Jens Stoltenberg: « L’ascension de la Chine représente le plus grand défi sécuritaire de notre temps »

Après les désastreuses années Trump, l’OTAN veut retrouver sa crédibilité. Le Secrétaire général Jens Stoltenberg évoque l’ascension chinoise et les armes de haute technologie.

L’OTAN tient son premier sommet avec le président américain Joe Biden. La tâche sera-t-elle facile, à présent que le trublion Trump est parti ?

Jens Stoltenberg : Absolument pas. Mais nous avons la possibilité d’ouvrir un nouveau chapitre dans les relations transatlantiques.

Trump a qualifié l’OTAN de dépassée et a même émis des doutes sur la volonté des États-Unis d’aider leurs alliés en cas d’attaque. Les paroles chaleureuses du premier sommet avec Biden suffiront-elles à redonner de la crédibilité à l’OTAN ?

Nous préparerons l’OTAN pour l’avenir. Plus précisément, l’OTAN élargira sa conception de la sécurité et renforcera sa résilience – et pourra ainsi, par exemple, mieux protéger les infrastructures critiques. Nous allons également améliorer nos défenses contre les cybermenaces. En outre, nous nous attaquerons plus intensivement aux effets du changement climatique qui ont des répercussions sur la sécurité et réduirons les émissions militaires. Nous améliorerons également la formation militaire des partenaires qui ne font pas partie de l’alliance et nous étendrons nos partenariats – avec l’UE, mais aussi dans la région du Pacifique.

La stratégie « OTAN 2030 » qui sera adoptée lors du sommet met en garde contre l’ascension du « rival systémique » qu’est la Chine. Pékin deviendra-t-il un adversaire encore plus dangereux que Moscou ?

Nous ne considérons pas la Chine comme un adversaire ou un ennemi, mais son essor représente le plus grand défi de notre époque en matière de sécurité.

Que voulez-vous dire par là ?

La Chine sera bientôt la première économie du monde et possède déjà le deuxième budget de défense et la plus grande marine. Pékin investit massivement dans des capacités militaires de pointe, telles que l’intelligence artificielle et les systèmes autonomes. Mais la Chine ne partage pas nos valeurs. Le gouvernement contrôle son peuple d’une manière que le monde ne connaît pas encore.

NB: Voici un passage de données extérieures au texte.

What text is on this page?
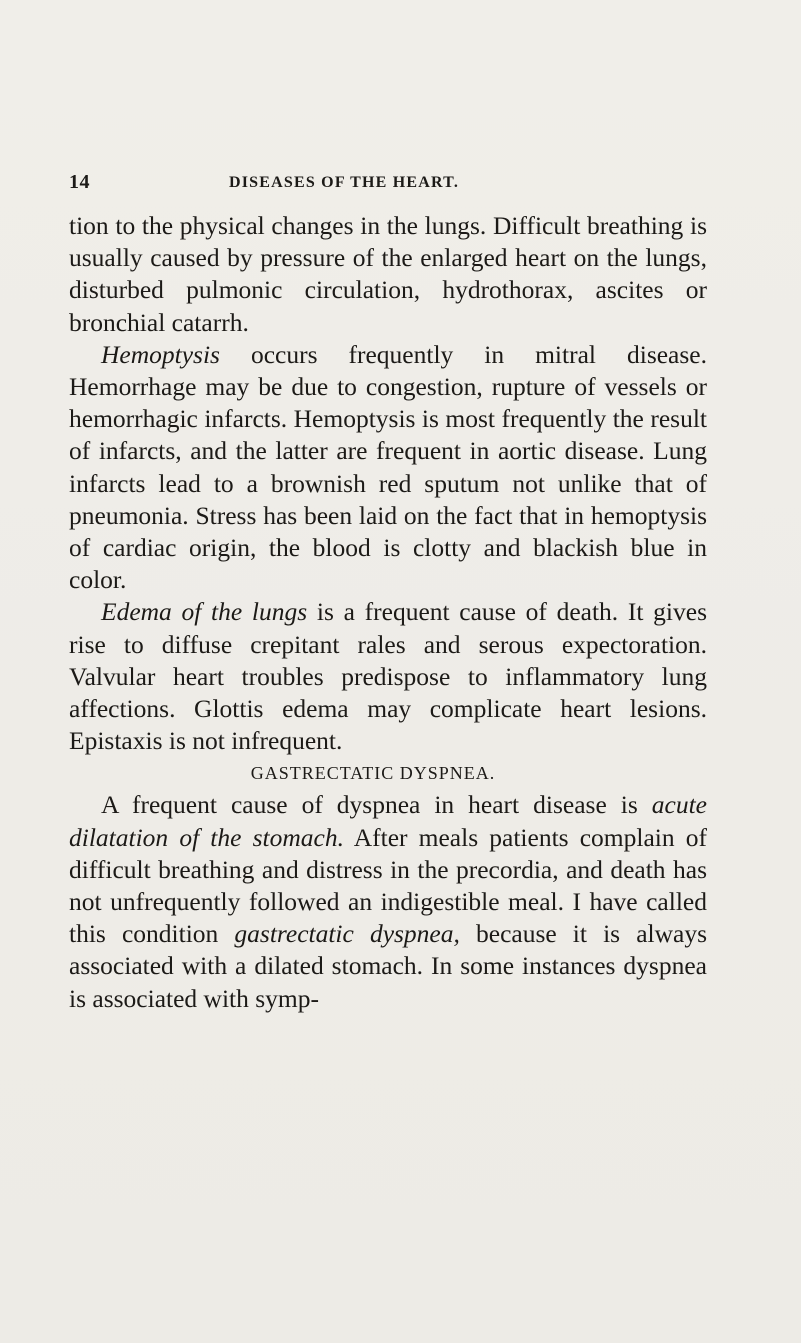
14	DISEASES OF THE HEART.

tion to the physical changes in the lungs. Difficult breathing is usually caused by pressure of the enlarged heart on the lungs, disturbed pulmonic circulation, hydrothorax, ascites or bronchial catarrh.

Hemoptysis occurs frequently in mitral disease. Hemorrhage may be due to congestion, rupture of vessels or hemorrhagic infarcts. Hemoptysis is most frequently the result of infarcts, and the latter are frequent in aortic disease. Lung infarcts lead to a brownish red sputum not unlike that of pneumonia. Stress has been laid on the fact that in hemoptysis of cardiac origin, the blood is clotty and blackish blue in color.

Edema of the lungs is a frequent cause of death. It gives rise to diffuse crepitant rales and serous expectoration. Valvular heart troubles predispose to inflammatory lung affections. Glottis edema may complicate heart lesions. Epistaxis is not infrequent.

GASTRECTATIC DYSPNEA.

A frequent cause of dyspnea in heart disease is acute dilatation of the stomach. After meals patients complain of difficult breathing and distress in the precordia, and death has not unfrequently followed an indigestible meal. I have called this condition gastrectatic dyspnea, because it is always associated with a dilated stomach. In some instances dyspnea is associated with symp-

L’État réprime les manifestations pacifiques à Hong Kong, persécute les minorités telles que les Ouïgours, menace les pays voisins comme Taïwan et restreint la liberté de navigation dans la mer de Chine méridionale. En même temps, la Chine se rapproche et tente de prendre le contrôle d’infrastructures cruciales en Europe, telles que les ports, les aéroports ou les réseaux d’électricité.

Dans les démocraties occidentales, les systèmes d’armes autonomes et l’utilisation militaire de l’intelligence artificielle sont controversés pour des raisons éthiques, même s’ils sont en cours de développement. Les autocraties comme la Russie et la Chine sont-elles avantagées à cet égard ?

Bien entendu, les considérations éthiques sont ici très importantes. Mais nous devons continuer à développer ces technologies, ne serait-ce que parce que nos adversaires potentiels le font aussi, et à grande échelle. En même temps, le moment est venu de conclure de nouveaux accords sur le contrôle des armements afin de réglementer les nouvelles technologies, telles que l’intelligence artificielle.

Cet appel a déjà été lancé à de nombreuses reprises, mais en vain.

Je ne dis pas que ce sera facile. Ce n’était pas facile non plus avec les armes nucléaires, et pourtant nous avons réussi à conclure des traités de contrôle des armements de grande portée. Et je ne vois pas d’autre moyen de le faire. Si nous devions désarmer unilatéralement, cela ne rendrait pas le monde plus sûr, mais rendrait les attaques contre nous plus probables.